# CLONES: clonex or Hormodin 1(root inducing substance)



## orlcorekid (Sep 25, 2006)

Has anyone tryed Clonex or Hormodin1? Clonex you can pick up at any local hydro store. Hormodin1 on the other had i got from the greenhouse that i work at(well i do the maintance part of the job). i was just wondering if anyone has tryed eirther and could tell me there results with the product. thanks


----------



## KADE (Sep 25, 2006)

I can't vouch for either... but I've heard clonex is good.
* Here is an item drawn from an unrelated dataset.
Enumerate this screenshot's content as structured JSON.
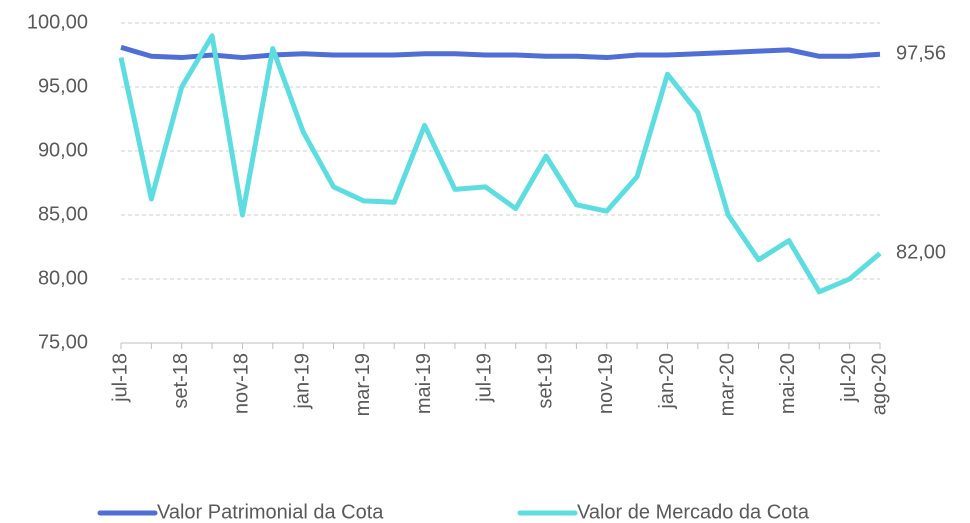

I just use the cheapest rooting gel.... if u look at labels typically they all have the same amount of rooting compound in them.


----------



## Mutt (Sep 25, 2006)

I'd see if they had any "Olivia's rooting gel" floatin around.


----------



## KADE (Sep 26, 2006)

Yup, that works... right now i'm using something from wilsons


----------



## orlcorekid (Sep 26, 2006)

ok cool i think ill try both when i establish a mother. thank


----------



## AeroTX (Sep 26, 2006)

I use Green Light Rooting hormone powder. Does the trick every time. $3.99


----------



## flight175 (Sep 26, 2006)

can i just go to walmart and pick rooting stuff up? what brand should i be looking for at walmart or a similar big scale seller like that?


----------



## orlcorekid (Sep 26, 2006)

Well the wally world next to my side of the world has something called ROOT-X. I've never seen it or tryed it befor. Maybe your store will carry it. But like i said ive never seen or used it befor so. good luck


----------



## Mutt (Sep 26, 2006)

Rootone or shultz take root I've had success with from wal-mart. But next time I order ferts online again..i'm ordering good ole Olivias for me.


----------



## orlcorekid (Sep 27, 2006)

AeroTX said:
			
		

> I use Green Light Rooting hormone powder. Does the trick every time. $3.99


 


Where do you get the Green lLight Rooting from?


----------



## KADE (Sep 27, 2006)

It is all the same... gel I like best compared to powders...  ANY KIND will do... price does not dictate quality persay.


----------



## orlcorekid (Sep 27, 2006)

Yea thats true. I would think that gel would work the best because it will coat the bottom of the cutting better then the powder would but thats just what i think.


----------



## KADE (Sep 27, 2006)

Powders work... but u have to wet the cutting first.


----------



## orlcorekid (Sep 28, 2006)

ok so if you use a powder then you have to dip the cutting in a cup of water. phed? nutes? of just any spring water at room temp? Could you mix the powder with water first and then dip your cutting in it?


----------



## KADE (Sep 28, 2006)

i dont think the ph would matter much for a dip.. unless it was like 2 or 14. But don't you have water sittin around that is already phed?


----------